Pasó algunas páginas. Momentos atrapados en el recuerdo. Días y noches para no olvidar y para olvidar. La primera vez que subió a su casa y estuvo en su habitación. Cada palabra era un grito, y cada sentimiento un puñal. Ahora Diego había sido arrancado de la vida.

Porque otra vida había sido arrancada de este mundo.

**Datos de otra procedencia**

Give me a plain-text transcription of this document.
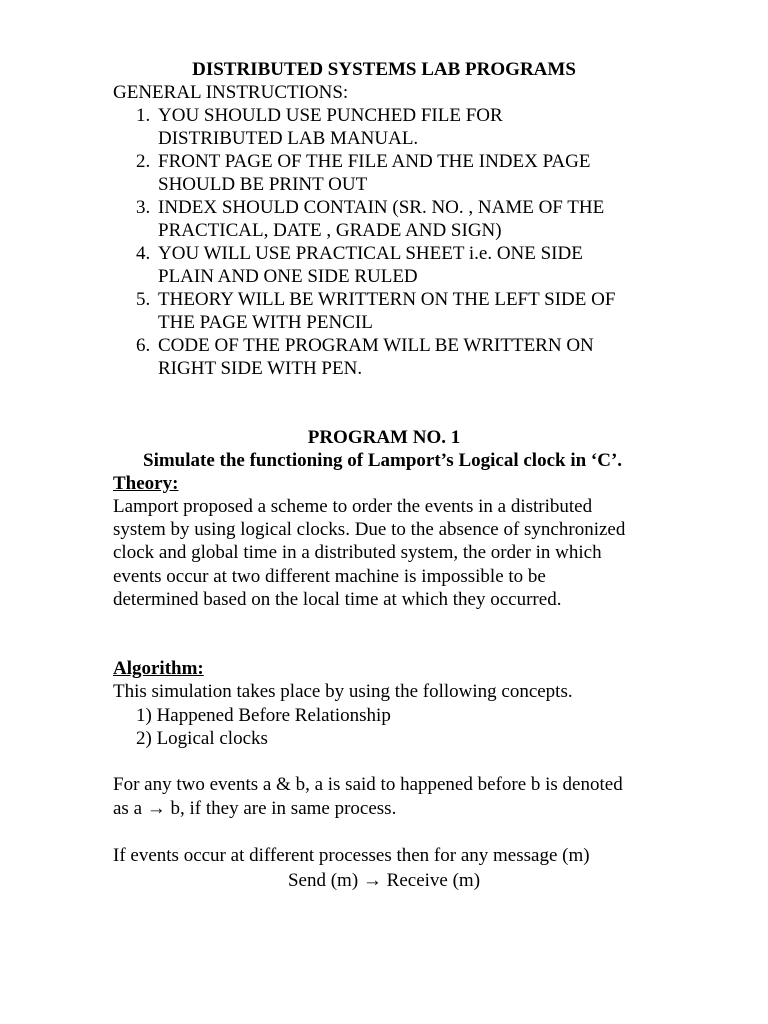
DISTRIBUTED SYSTEMS LAB PROGRAMS
GENERAL INSTRUCTIONS:
1. YOU SHOULD USE PUNCHED FILE FOR
DISTRIBUTED LAB MANUAL.
2. FRONT PAGE OF THE FILE AND THE INDEX PAGE
SHOULD BE PRINT OUT
3. INDEX SHOULD CONTAIN (SR. NO. , NAME OF THE
PRACTICAL, DATE , GRADE AND SIGN)
4. YOU WILL USE PRACTICAL SHEET i.e. ONE SIDE
PLAIN AND ONE SIDE RULED
5. THEORY WILL BE WRITTERN ON THE LEFT SIDE OF
THE PAGE WITH PENCIL
6. CODE OF THE PROGRAM WILL BE WRITTERN ON
RIGHT SIDE WITH PEN.
PROGRAM NO. 1
Simulate the functioning of Lamport’s Logical clock in ‘C’.
Theory:
Lamport proposed a scheme to order the events in a distributed
system by using logical clocks. Due to the absence of synchronized
clock and global time in a distributed system, the order in which
events occur at two different machine is impossible to be
determined based on the local time at which they occurred.
Algorithm:
This simulation takes place by using the following concepts.
1) Happened Before Relationship
2) Logical clocks
For any two events a & b, a is said to happened before b is denoted
as a → b, if they are in same process.
If events occur at different processes then for any message (m)
Send (m) → Receive (m)
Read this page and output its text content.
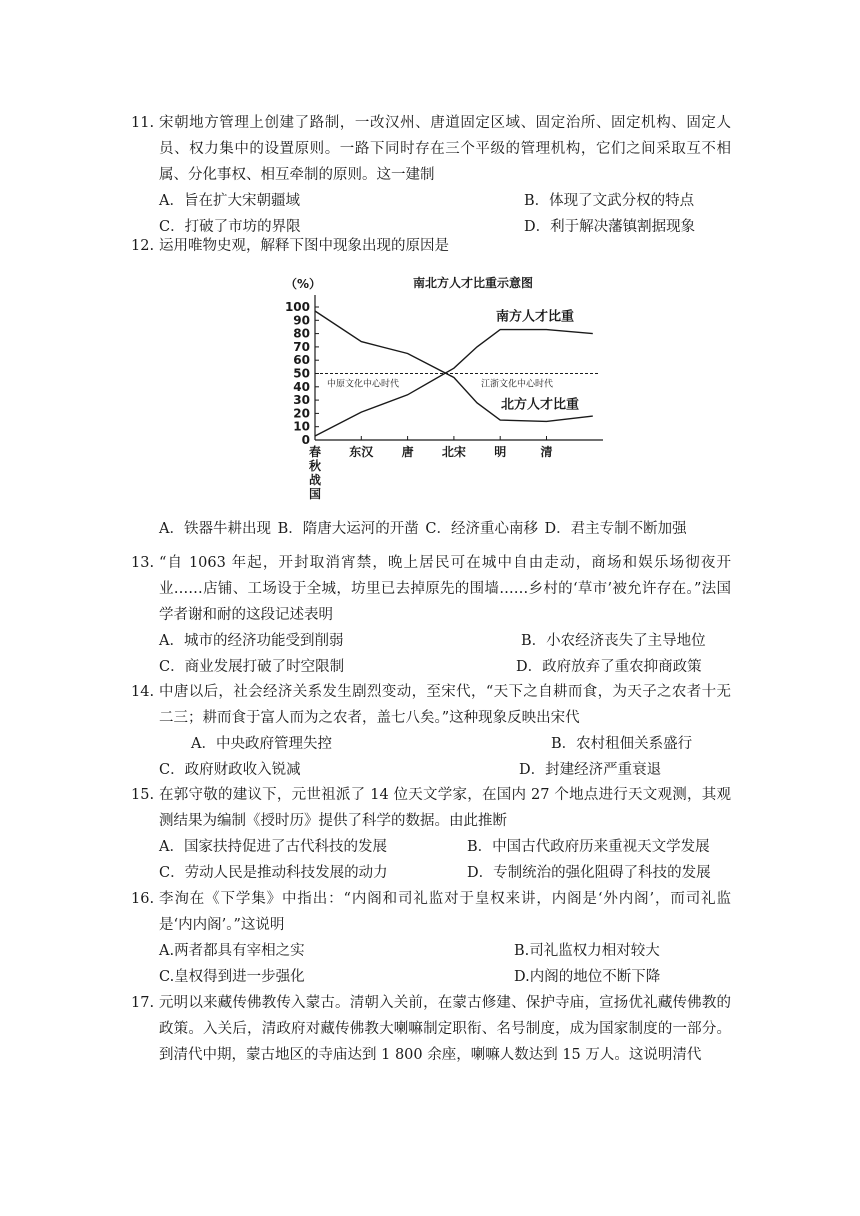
11. 宋朝地方管理上创建了路制，一改汉州、唐道固定区域、固定治所、固定机构、固定人员、权力集中的设置原则。一路下同时存在三个平级的管理机构，它们之间采取互不相属、分化事权、相互牵制的原则。这一建制
A．旨在扩大宋朝疆域	B．体现了文武分权的特点
C．打破了市坊的界限	D．利于解决藩镇割据现象
12. 运用唯物史观，解释下图中现象出现的原因是
南北方人才比重示意图
（%）
0
10
20
30
40
50
60
70
80
90
100
春秋战国
东汉 唐 北宋 明	清
中原文化中心时代	江浙文化中心时代
南方人才比重
北方人才比重
A．铁器牛耕出现 B．隋唐大运河的开凿 C．经济重心南移 D．君主专制不断加强
13. “自 1063 年起，开封取消宵禁，晚上居民可在城中自由走动，商场和娱乐场彻夜开业……店铺、工场设于全城，坊里已去掉原先的围墙……乡村的‘草市’被允许存在。”法国学者谢和耐的这段记述表明
A．城市的经济功能受到削弱	B．小农经济丧失了主导地位
C．商业发展打破了时空限制	D．政府放弃了重农抑商政策
14. 中唐以后，社会经济关系发生剧烈变动，至宋代，“天下之自耕而食，为天子之农者十无二三；耕而食于富人而为之农者，盖七八矣。”这种现象反映出宋代
A．中央政府管理失控	B．农村租佃关系盛行
C．政府财政收入锐减	D．封建经济严重衰退
15. 在郭守敬的建议下，元世祖派了 14 位天文学家，在国内 27 个地点进行天文观测，其观测结果为编制《授时历》提供了科学的数据。由此推断
A．国家扶持促进了古代科技的发展	B．中国古代政府历来重视天文学发展
C．劳动人民是推动科技发展的动力	D．专制统治的强化阻碍了科技的发展
16. 李洵在《下学集》中指出：“内阁和司礼监对于皇权来讲，内阁是‘外内阁’，而司礼监是‘内内阁’。”这说明
A.两者都具有宰相之实	B.司礼监权力相对较大
C.皇权得到进一步强化	D.内阁的地位不断下降
17. 元明以来藏传佛教传入蒙古。清朝入关前，在蒙古修建、保护寺庙，宣扬优礼藏传佛教的政策。入关后，清政府对藏传佛教大喇嘛制定职衔、名号制度，成为国家制度的一部分。到清代中期，蒙古地区的寺庙达到 1 800 余座，喇嘛人数达到 15 万人。这说明清代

Se detuvo en otro párrafo, pero éste ni siquiera se vio en la necesidad de leerlo. Le bastaba con cerrar los ojos y recordar, estremecerse. Aquella noche, apenas un mes y medio después de conocerse…

– Va, mujer, pruébalo.

– No, Diego.

– No seas tonta, que no pasa nada. Yo controlo.

Y ella miraba aquel polvo blanco, tan aterrador, como una puerta abierta al más allá.

– Me da igual que tú controles. Yo no me meto nada. Te lo dije. Y te dije que si tomabas tú…

– Una vez.

– Nunca es una vez.

– ¿Cómo lo sabes?

– Lo he leído.

– Mucho lees tú.

– Eso es lo que me hace ser como soy, y se supone que me quieres por eso, ¿no?

– Te quiero porque estás buenísima.

– Diego…

– Y me pones a mil…

Había querido atraparla, besarla, pero no como le gustaba a ella, sino como si fuera a devorarla. Lo rechazó casi con violencia.

– ¡Diego!

– ¿Qué te pasa? -le había preguntado en tono quedón, alargando la ese.

– ¡No!, ¿qué te pasa a ti?

– A mí, nada.

– Me voy a ir, ¿sabes?

– ¿Adonde?

– De tu lado. Se acabó.

– No puedes.

– ¿Por qué no puedo?

– Porque me quieres.

– Yo quiero al Diego que no está aquí ahora, que no tiene eso -señaló la droga-. El Diego que sabe llegarme al corazón.

– Claro que estoy aquí, nena. Y te llego. Pero con esto… Ya verás. Te deja los sentidos al límite.

– ¡No!

Se lo echó todo al suelo, y luego se puso a correr, sin parar, como una desesperada, sintiéndose traicionada. No se detuvo hasta llegar a su casa, y allí se puso a llorar creyendo que era el fin. Pero también lloró de miedo, por ella y por él. Una noche atroz.

Al día siguiente, Diego estaba allí, esperándola.

Creyó que la mataría, por haber tirado las dosis.

Y en lugar de eso…

– Perdona, fui un imbécil.

– No vas a dejarlo.

– Sí, te lo juro. Por ti, cariño. Por ti lo hago. Va en serio. Se acabó.

– Diego…

La había besado de verdad, y hasta la emocionó con aquel abrazo, mientras seguía susurrándole al oído que lo dejaba, que no tomaría más, que ella era lo más importante, lo mejor, lo único que valía la pena en su vida. Hablaba en serio.

Se le olvidaba pronto.

– Carla, nos vamos -oyó la voz de su madre al otro lado de la puerta.

– Vale, hasta luego.

Cerró el diario, como si ella pudiera verlo desde el pasillo.

Diego no volvió a tomar drogas duras, al menos delante de ella, pero sí pastillas. Decía que eso no era droga.

No pudo convencerlo de que eran peores, porque destruían el cerebro.

Jamás volvió a ofrecerle nada.

Por eso la mentira había durado tantos meses.